Re: Polyhedron benchmark on Opteron
- From: Tim Prince <timothyprince at sbcglobal dot net>
- Cc: Fortran List <fortran at gcc dot gnu dot org>, burnus at net-b dot de
- Date: Sat, 30 Sep 2006 07:02:54 -0700
- Subject: Re: Polyhedron benchmark on Opteron
- Domainkey-signature: a=rsa-sha1; q=dns; c=nofws; s=s1024; d=sbcglobal.net; h=Received:Message-ID:Date:From:Reply-To:User-Agent:MIME-Version:CC:Subject:References:In-Reply-To:Content-Type:Content-Transfer-Encoding; b=uWm0aoJb/z47D2iXP7tUNjeZQJDDaBVniz1w0+KrLiZzvIa3bPRaZQ4JWAmMcQyqmiJq2EoLd905KukW7ThgNZGZfdRbkIWHElMkp482R25agM8N3DFGIHwv/ac0p8ZAWaFUG7h6AltVIwNV7kvzCkv6k2sCH6CMlAVlKVHMTGM= ;
- References: <19c433eb0609290713x64f74089m45e5ea291343e1d7@mail.gmail.com>
- Reply-to: tprince at myrealbox dot com
François-Xavier Coudert wrote:
I wanted to report some results for the Polyhedron benchmark** on
Opteron (hardware details at the bottom of this mail). I used gfortran
mainline (4.2.0 on 2006-09-28) and Intel 9.1.037 for comparison.
Options used are :
* gfortran -march=k8 -ffast-math -funroll-loops -static -O3
* ifort -O3 -xW -ipo -static -V
Unfortunately, there are also tests for which Intel is a clear winner:
-- fatigue, by 22%
-- gas_dyn, by 115%
I used Core 2 Duo 2.93Ghz, 4GB DDR2-667, a somewhat older version of
gfortran 4.2
gfortran -funroll-loops -ftree-vectorize -pg
ifort -xW -fp-model precise -pg
gfortran profile of fatigue:
Each sample counts as 0.01 seconds.
% cumulative self self total
time seconds seconds calls s/call s/call name
52.75 5.49 5.49 28446735 0.00 0.00 __perdida_m__perdida
34.01 9.03 3.54 31712641 0.00 0.00
__perdida_m__generalized_h
ookes_law
13.07 10.39 1.36 1 1.36 10.41 MAIN__
0.19 10.41 0.02 1443280 0.00 0.00
__perdida_m__damage_rate
ifort profile:
65.84 6.32 6.32 28446735 0.00 0.00 perdida_m_mp_perdida_
15.00 7.76 1.44 31712641 0.00 0.00
perdida_m_mp_generalized_h
ookes_law_
14.48 9.15 1.39 1 1.39 9.18 MAIN__
2.19 9.36 0.21 cos.L
2.08 9.56 0.20 sin.L
So, gfortran loses performance only in generalized_hookes_law.
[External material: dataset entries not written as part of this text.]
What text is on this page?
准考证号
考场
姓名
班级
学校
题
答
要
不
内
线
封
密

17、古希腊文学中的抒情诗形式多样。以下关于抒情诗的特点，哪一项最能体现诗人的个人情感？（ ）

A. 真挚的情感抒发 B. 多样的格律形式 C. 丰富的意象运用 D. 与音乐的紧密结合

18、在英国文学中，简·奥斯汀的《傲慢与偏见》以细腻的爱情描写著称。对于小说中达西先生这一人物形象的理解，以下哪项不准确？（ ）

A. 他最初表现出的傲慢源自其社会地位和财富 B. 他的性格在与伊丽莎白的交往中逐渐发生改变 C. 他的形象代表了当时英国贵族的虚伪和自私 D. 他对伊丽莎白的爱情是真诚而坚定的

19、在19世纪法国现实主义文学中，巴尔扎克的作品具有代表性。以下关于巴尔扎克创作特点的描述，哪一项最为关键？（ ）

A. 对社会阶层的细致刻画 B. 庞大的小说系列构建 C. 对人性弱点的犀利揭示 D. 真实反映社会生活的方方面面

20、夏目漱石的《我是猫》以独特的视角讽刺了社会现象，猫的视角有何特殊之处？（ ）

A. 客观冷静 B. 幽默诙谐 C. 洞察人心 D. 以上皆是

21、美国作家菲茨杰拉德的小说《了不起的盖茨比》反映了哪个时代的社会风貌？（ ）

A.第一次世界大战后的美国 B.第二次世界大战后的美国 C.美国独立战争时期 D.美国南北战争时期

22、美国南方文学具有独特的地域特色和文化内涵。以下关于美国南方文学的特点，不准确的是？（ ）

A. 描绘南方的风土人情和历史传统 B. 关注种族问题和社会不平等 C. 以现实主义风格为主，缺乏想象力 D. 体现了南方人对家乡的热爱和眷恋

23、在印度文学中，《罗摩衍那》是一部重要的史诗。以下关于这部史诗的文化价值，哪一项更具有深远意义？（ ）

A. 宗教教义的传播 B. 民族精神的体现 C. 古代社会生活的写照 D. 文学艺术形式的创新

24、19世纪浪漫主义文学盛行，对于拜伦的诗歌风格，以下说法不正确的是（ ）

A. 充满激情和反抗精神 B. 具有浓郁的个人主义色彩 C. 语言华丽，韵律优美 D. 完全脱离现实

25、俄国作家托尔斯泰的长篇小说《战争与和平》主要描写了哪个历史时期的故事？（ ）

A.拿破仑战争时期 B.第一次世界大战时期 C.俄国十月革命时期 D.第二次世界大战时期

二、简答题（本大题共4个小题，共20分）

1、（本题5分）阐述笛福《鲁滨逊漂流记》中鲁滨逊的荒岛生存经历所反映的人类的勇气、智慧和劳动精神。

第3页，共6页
gfortran profile of gas_dyn:
% cumulative self self total
time seconds seconds calls s/call s/call name
86.71 5.15 5.15 10002 0.00 0.00 eos_
6.40 5.53 0.38 10001 0.00 0.00 chozdt_
3.70 5.75 0.22 1434725 0.00 0.00 area_
3.20 5.94 0.19 1 0.19 5.94 MAIN__
0.00 5.94 0.00 50000 0.00 0.00 drag_
ifort:
39.53 0.83 0.83 10002 0.00 0.00 eos_
28.57 1.43 0.60 10001 0.00 0.00 chozdt_
15.24 1.75 0.32 1434730 0.00 0.00 area_
5.71 1.87 0.12 1 0.12 1.87 MAIN__
3.33 1.94 0.07
for_write_seq_fmt_xmit
By fixing those silly loops where the last value is set to the next to
last value inside the loop, rather than afterwards, gfortran can chop
off 0.30 seconds, leaving the monster array assignment with vector sqrt
in eos as the one performance differentiation.